Dementia can take form in many different illnesses and diseases. The most common type of dementia is Alzheimer’s disease (AD). In 2017, 5.5 million Americans had AD, making it the most common and costly form of dementia in the United States (Martone & Piotrowski, 2019). While AD affects people of all ages, symptoms gradually begin in older adults over the age of 65. They include apraxia, the misunderstanding of shared meanings and movements, dysphasia, the inability to arrange language appropriately, and agnosia, the loss of sensory perception interpretation (Martone & Piotrowski, 2019). Additionally, patients with AD exhibit several neurological abnormalities in the brain: AD patients form plaque, or protein deposits, in the brain; they test positive for amyloid (abnormal bone marrow protein.) disease; and show signs of tangled nerve fibers in the brain (Martone & Piotrowski, 2019).

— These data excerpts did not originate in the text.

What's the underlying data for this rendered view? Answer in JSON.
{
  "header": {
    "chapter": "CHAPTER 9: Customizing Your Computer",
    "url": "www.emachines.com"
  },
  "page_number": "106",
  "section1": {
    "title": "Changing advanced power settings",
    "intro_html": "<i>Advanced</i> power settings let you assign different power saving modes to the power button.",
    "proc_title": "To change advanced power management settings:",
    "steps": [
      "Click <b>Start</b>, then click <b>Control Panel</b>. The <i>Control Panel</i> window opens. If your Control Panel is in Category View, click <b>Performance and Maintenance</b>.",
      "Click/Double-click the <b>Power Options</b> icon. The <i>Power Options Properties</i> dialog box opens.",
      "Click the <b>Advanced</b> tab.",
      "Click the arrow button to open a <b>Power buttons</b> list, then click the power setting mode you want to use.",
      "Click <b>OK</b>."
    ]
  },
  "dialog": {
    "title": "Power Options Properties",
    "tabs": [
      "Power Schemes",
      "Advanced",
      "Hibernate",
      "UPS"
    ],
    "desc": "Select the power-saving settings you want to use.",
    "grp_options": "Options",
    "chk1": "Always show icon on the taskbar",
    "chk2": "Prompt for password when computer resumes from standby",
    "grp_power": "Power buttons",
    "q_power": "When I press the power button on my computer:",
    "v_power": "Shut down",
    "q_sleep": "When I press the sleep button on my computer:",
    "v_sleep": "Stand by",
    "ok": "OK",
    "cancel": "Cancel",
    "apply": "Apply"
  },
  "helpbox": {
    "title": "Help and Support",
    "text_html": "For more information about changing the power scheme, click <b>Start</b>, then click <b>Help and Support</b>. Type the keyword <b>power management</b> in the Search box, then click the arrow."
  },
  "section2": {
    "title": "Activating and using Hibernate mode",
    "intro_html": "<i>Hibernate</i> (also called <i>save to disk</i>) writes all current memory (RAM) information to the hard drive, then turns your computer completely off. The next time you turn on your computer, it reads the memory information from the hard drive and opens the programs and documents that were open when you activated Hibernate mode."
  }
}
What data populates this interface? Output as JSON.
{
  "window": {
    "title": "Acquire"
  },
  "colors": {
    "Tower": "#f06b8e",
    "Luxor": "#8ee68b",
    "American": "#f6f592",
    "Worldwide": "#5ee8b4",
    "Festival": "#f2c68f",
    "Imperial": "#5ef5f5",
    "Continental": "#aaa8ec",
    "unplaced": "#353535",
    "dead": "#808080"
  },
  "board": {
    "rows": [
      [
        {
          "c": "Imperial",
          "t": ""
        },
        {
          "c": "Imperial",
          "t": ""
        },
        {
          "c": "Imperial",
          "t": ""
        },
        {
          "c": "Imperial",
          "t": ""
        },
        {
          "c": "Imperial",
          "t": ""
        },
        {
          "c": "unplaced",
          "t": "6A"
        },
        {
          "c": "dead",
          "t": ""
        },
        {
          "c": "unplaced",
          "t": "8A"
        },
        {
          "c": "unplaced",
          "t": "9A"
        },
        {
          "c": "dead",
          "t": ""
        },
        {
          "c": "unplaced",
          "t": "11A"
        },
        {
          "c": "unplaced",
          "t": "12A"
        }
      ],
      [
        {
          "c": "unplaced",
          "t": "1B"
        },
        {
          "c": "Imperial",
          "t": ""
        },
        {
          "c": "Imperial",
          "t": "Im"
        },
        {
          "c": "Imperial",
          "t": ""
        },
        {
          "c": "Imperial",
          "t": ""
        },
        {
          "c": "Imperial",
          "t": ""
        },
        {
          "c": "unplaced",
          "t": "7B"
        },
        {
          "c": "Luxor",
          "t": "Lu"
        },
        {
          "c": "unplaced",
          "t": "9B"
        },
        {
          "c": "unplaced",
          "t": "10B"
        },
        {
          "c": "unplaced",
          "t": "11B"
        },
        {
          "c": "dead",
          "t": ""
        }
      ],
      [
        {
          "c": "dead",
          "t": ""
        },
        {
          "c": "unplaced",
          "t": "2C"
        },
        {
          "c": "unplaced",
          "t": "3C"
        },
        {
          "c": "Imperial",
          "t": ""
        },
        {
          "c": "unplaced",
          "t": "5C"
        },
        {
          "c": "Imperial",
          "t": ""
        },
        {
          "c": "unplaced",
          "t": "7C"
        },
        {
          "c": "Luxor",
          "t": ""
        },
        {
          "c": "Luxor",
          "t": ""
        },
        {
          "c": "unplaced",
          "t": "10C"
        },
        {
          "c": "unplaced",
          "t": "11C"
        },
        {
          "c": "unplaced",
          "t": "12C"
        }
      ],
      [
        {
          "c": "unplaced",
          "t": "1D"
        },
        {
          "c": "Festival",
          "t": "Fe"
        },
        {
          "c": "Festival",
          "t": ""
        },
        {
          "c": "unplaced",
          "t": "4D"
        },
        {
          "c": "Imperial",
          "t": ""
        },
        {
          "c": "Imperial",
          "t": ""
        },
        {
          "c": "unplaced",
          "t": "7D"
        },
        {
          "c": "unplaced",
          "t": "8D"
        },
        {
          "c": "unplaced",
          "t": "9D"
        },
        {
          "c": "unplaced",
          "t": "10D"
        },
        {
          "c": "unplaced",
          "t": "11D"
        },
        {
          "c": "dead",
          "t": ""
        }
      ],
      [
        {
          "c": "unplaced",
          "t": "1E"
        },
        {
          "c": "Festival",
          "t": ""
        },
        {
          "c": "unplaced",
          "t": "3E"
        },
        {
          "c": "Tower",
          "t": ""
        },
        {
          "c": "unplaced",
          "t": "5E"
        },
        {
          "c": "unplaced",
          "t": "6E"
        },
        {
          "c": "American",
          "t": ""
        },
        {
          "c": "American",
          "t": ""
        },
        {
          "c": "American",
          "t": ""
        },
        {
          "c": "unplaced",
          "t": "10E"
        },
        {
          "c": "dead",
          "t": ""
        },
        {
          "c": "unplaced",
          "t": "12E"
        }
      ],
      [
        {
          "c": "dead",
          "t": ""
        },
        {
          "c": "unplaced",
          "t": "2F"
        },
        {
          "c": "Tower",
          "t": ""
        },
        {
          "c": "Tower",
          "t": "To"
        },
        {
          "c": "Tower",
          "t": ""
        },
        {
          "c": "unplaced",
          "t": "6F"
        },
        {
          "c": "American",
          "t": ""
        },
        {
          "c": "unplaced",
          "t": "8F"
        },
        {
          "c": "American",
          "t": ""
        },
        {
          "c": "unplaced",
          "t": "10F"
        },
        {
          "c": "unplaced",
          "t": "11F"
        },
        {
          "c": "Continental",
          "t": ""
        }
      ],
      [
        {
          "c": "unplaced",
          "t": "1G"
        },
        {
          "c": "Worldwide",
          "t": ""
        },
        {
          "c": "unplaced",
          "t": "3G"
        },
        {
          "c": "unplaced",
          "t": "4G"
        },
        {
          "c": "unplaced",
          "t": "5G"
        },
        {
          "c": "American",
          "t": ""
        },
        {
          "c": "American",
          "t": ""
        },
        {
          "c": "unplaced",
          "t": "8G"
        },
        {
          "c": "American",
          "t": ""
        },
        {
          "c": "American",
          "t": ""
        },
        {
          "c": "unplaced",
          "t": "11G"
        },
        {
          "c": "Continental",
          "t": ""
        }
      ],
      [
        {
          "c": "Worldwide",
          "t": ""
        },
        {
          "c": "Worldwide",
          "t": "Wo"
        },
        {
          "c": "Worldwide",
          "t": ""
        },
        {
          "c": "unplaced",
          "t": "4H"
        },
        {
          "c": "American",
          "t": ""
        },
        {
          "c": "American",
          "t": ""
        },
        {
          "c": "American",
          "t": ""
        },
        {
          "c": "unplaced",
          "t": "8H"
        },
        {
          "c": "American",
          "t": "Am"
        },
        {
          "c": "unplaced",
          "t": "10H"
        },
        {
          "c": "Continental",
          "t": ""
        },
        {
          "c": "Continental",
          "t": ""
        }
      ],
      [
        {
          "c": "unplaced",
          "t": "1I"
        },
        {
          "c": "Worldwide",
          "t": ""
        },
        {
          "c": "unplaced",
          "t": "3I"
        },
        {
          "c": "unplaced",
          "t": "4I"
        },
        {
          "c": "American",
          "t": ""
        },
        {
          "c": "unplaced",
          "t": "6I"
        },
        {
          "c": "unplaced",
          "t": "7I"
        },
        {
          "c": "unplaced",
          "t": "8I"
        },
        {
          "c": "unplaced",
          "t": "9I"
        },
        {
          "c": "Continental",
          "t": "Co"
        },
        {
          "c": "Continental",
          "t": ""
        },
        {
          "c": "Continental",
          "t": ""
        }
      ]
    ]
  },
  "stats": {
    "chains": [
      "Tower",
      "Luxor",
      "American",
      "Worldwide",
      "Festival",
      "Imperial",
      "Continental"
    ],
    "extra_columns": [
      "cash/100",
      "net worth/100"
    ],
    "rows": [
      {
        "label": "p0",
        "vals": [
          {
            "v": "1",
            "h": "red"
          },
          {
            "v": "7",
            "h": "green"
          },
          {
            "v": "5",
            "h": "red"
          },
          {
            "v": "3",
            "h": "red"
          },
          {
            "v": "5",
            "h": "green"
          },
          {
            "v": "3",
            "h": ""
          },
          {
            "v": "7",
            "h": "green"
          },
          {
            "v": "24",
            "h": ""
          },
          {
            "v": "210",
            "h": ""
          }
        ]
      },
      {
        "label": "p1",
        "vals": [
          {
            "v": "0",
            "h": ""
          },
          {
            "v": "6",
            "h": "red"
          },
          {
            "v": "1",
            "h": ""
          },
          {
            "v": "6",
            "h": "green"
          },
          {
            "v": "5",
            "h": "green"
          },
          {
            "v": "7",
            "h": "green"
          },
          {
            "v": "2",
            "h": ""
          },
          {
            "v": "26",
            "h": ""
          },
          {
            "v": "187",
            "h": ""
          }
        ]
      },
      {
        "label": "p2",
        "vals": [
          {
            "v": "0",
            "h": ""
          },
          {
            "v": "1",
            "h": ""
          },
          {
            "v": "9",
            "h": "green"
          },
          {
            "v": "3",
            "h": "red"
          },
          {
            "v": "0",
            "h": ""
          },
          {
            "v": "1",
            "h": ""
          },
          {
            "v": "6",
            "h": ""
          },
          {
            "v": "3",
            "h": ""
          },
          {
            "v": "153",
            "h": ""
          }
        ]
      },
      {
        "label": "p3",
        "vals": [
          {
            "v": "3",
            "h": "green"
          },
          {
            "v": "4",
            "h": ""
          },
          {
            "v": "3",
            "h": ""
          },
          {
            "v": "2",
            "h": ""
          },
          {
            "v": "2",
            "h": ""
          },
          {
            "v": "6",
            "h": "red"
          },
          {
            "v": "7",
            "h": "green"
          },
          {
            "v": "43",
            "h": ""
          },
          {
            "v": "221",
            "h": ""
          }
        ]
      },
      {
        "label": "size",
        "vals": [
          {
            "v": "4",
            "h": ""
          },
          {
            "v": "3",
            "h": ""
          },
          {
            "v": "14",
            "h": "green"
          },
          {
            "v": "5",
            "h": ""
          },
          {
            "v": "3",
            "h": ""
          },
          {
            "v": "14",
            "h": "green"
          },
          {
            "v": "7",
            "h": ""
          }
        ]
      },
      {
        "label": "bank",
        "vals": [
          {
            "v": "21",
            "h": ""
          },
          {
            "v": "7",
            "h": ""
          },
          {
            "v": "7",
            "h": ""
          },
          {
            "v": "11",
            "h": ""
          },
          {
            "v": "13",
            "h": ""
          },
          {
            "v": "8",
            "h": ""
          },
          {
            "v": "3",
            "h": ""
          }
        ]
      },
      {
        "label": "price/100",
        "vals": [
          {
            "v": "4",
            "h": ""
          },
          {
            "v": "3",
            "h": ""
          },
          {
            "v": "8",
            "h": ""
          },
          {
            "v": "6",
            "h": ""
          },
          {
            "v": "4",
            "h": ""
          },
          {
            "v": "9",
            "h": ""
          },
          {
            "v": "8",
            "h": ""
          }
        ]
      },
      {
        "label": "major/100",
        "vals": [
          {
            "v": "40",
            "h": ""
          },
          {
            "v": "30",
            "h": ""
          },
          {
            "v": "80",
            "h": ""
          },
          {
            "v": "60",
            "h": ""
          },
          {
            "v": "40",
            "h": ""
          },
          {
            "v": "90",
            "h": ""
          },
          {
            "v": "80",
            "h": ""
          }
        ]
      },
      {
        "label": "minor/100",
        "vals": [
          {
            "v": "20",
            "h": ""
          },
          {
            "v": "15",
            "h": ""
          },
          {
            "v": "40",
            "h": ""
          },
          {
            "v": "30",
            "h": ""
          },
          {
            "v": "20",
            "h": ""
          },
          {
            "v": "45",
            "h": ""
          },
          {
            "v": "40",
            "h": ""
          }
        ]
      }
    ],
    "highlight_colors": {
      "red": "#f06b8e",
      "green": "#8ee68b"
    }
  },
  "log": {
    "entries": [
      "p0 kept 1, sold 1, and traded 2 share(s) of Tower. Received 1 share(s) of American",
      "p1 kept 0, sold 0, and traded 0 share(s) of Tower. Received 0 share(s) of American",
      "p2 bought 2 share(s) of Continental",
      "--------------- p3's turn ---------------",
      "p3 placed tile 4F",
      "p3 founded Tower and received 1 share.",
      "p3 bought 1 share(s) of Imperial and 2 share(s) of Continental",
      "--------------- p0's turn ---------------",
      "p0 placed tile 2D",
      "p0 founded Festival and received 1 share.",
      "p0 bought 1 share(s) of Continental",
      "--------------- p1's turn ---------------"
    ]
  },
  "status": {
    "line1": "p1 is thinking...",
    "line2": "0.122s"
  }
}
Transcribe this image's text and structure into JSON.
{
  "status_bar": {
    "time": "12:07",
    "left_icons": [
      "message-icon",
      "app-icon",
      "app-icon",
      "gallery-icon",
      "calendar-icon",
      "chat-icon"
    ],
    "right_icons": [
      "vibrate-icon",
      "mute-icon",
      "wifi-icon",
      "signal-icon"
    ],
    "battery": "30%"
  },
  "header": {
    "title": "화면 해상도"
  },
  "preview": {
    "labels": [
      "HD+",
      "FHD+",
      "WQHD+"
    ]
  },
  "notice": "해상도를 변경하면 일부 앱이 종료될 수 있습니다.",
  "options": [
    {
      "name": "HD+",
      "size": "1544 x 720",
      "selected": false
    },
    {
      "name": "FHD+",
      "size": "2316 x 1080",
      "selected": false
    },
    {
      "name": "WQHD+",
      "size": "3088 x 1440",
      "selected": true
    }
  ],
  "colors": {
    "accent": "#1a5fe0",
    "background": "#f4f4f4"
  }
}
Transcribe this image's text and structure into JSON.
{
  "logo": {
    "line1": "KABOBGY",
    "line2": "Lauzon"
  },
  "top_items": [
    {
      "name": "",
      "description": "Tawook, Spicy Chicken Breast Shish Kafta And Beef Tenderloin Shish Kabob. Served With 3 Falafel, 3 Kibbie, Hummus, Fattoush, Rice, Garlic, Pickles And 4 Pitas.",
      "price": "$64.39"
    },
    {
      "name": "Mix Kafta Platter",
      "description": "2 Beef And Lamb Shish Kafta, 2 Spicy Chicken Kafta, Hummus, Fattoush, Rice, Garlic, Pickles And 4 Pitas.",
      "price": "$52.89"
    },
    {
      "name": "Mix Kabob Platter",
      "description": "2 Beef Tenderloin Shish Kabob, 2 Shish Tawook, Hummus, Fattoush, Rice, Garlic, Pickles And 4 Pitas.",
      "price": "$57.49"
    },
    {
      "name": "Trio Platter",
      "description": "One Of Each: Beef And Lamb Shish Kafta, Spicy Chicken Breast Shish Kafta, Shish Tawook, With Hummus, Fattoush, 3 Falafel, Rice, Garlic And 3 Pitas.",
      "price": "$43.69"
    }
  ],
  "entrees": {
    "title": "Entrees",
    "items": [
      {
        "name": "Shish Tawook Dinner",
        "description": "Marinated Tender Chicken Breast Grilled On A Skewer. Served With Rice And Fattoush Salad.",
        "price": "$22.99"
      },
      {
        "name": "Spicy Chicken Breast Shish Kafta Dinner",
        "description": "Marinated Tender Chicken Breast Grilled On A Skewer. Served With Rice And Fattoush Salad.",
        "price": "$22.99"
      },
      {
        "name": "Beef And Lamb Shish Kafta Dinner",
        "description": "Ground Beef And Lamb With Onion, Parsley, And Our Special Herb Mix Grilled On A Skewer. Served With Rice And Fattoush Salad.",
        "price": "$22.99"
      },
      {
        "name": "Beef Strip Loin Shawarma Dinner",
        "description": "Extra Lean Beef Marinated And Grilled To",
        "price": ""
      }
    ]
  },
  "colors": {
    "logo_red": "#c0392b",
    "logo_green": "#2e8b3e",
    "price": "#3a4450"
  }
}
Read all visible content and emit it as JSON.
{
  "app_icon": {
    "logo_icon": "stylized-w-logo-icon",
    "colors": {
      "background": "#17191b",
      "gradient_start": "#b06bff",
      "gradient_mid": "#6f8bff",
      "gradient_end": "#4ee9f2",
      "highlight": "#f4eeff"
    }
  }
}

Recently, studies have shown that genes play a significant role in the predisposition and body’s immune response to AD. Specific genes can fight off these harmful forming plaques and proteins in the brain, which many scientists and researchers are currently using to advance in AD pathology (Martone & Piotrowski, 2019). In addition to the idea of gene therapy, research is actively experimenting with many other possible treatment and therapy options for dementia. A November 2019 phase 3 study published in the Journal of Alzheimer’s Disease examined the effects of protein blockers on the brain. The tau protein, in particular, creates fibrous tangles that cause dementia. Brain cells use microtubules to transfer nutrients to one another, and the tau protein is used to stabilize these microtubules (Ellison, 2019b). Tau dysfunction is commonly associated with AD. This biological association has become a meaningful discovery in the clinical research of dementia.


Conclusion

Mental illness is a pervasive phenomenon in society. Understanding and treating psychopathology is an ever-evolving concentration for doctors and scientists. Many different factors and perspectives contribute to the origin of mental illness. Environmental, sociological, and psychological influences are all represented in some way in the foundation of mental illness. However, it is the genetic, bio-neurological underpinnings that many believe to be most important, yet also the most nebulous. Specific hereditary traits, mainly physical deformities or chemical imbalances in the brain, make a person predisposed to certain mental illnesses. People with mental illness are born with these individualities. It is later in life that the supplemental environmental, sociological, or psychological dynamics then trigger the biological penchant that ultimately results in mental illness — because of this, understanding the biological foundations is crucial for furthering research and narrowing the scope of future research in the field.